Aside from this export of young professionals, Spanish architecture has tried to ride the current economic winds by exporting work and talent: from the studios with international renown to the large offices with management capacity, and even the emerging studios or recently graduated architects, all of them look abroad for the projects that are hard to find either in the public or in the private sector, given the country’s situation. Competition is indeed fierce, regulations often labyrinthian, and construction customs always different, but in the end architecture is an Esperanto that makes us all feel like speakers of a common language. The examples published in this issue, all of them located in Europe, stress the advantages of working in a continent without national boundaries, and underscore the critical importance of this shared political project, even though the flames of European enthusiasm of not so long ago are now only embers that need to be revived.

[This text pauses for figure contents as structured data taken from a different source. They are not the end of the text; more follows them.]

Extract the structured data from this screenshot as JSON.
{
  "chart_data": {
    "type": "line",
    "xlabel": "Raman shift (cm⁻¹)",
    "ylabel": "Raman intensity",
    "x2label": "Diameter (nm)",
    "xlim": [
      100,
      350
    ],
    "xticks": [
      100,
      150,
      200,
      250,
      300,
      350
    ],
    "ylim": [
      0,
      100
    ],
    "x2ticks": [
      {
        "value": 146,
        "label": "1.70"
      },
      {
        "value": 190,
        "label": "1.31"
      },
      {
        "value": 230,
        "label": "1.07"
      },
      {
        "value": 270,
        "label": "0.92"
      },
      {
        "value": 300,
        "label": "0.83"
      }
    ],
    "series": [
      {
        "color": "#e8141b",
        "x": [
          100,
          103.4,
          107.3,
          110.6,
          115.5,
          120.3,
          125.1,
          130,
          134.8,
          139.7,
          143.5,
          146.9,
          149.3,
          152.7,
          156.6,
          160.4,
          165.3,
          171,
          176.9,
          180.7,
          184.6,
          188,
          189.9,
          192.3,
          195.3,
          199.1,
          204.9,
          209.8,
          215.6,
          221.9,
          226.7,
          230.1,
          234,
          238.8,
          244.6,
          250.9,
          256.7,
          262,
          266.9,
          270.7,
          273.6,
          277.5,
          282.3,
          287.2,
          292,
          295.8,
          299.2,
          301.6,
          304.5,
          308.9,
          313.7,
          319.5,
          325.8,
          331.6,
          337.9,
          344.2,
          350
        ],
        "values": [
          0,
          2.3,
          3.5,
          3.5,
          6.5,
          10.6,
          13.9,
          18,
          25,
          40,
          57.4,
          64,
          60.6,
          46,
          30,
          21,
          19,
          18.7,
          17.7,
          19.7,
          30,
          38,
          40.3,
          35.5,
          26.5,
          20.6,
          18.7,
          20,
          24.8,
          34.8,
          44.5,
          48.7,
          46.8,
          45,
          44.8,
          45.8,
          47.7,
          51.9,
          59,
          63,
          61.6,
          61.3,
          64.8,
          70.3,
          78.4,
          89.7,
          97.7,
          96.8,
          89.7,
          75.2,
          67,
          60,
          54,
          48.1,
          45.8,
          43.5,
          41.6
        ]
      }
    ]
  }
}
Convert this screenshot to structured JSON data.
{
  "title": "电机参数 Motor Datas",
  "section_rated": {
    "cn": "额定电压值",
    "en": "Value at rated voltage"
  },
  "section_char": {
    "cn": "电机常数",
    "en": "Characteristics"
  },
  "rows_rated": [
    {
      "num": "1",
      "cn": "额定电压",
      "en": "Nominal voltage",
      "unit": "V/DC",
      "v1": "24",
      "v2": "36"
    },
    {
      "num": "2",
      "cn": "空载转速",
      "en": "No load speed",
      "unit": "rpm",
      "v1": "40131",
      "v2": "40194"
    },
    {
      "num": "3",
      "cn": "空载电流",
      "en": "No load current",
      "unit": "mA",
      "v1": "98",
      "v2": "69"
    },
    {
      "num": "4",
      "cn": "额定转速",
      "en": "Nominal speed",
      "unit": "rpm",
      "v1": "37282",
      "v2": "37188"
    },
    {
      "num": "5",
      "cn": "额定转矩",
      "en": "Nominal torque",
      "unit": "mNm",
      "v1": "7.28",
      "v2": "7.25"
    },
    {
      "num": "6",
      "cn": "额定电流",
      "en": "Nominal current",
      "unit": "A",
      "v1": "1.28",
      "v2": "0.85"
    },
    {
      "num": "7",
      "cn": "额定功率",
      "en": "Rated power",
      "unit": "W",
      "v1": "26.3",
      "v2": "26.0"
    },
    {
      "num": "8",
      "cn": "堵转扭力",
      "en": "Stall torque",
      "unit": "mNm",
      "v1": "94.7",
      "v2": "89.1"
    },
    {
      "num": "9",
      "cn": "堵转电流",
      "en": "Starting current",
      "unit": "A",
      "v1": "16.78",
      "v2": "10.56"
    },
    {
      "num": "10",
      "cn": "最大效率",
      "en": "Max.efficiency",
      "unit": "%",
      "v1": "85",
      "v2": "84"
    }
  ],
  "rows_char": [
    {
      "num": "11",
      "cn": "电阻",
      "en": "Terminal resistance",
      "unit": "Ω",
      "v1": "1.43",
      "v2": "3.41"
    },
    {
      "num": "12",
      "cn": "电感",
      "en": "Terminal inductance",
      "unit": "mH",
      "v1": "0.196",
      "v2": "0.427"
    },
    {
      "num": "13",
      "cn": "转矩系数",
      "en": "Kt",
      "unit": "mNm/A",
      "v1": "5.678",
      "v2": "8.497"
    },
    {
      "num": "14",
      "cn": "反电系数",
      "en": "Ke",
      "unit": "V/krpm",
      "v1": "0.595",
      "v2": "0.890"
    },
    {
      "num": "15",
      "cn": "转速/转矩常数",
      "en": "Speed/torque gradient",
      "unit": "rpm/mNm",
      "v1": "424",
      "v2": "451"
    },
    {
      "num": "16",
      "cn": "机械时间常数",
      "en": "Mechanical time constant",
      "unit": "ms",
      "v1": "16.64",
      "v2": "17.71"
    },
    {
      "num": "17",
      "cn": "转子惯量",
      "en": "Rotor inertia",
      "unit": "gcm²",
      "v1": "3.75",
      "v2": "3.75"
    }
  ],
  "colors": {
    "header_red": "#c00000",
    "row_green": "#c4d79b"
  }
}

Along with these two exporting flows, of people and of services, Spain has also sent abroad a large academic representation that is joining the most important American and European universities, and this qualified migration of teachers strengthens the professional and personal ties that weave this wide network. Quite some time ago I described our own as a ‘peninsula without perimeter’, understanding that a history shaped by centripetal and centrifugal migrations is ill at ease with isolation and closure. The demographic systole and diastole we are witnessing of late can be interpreted as a heartbeat or as a convulsion, as the long waves of our common adventure or as a perfect storm in a country that has gone from ecstasy to exasperation. Be it as it may, this debt-ridden and exhausted country needs to export – professionals, projects or professors –, and in doing so architecture participates in the choral effort of economic and social regeneration.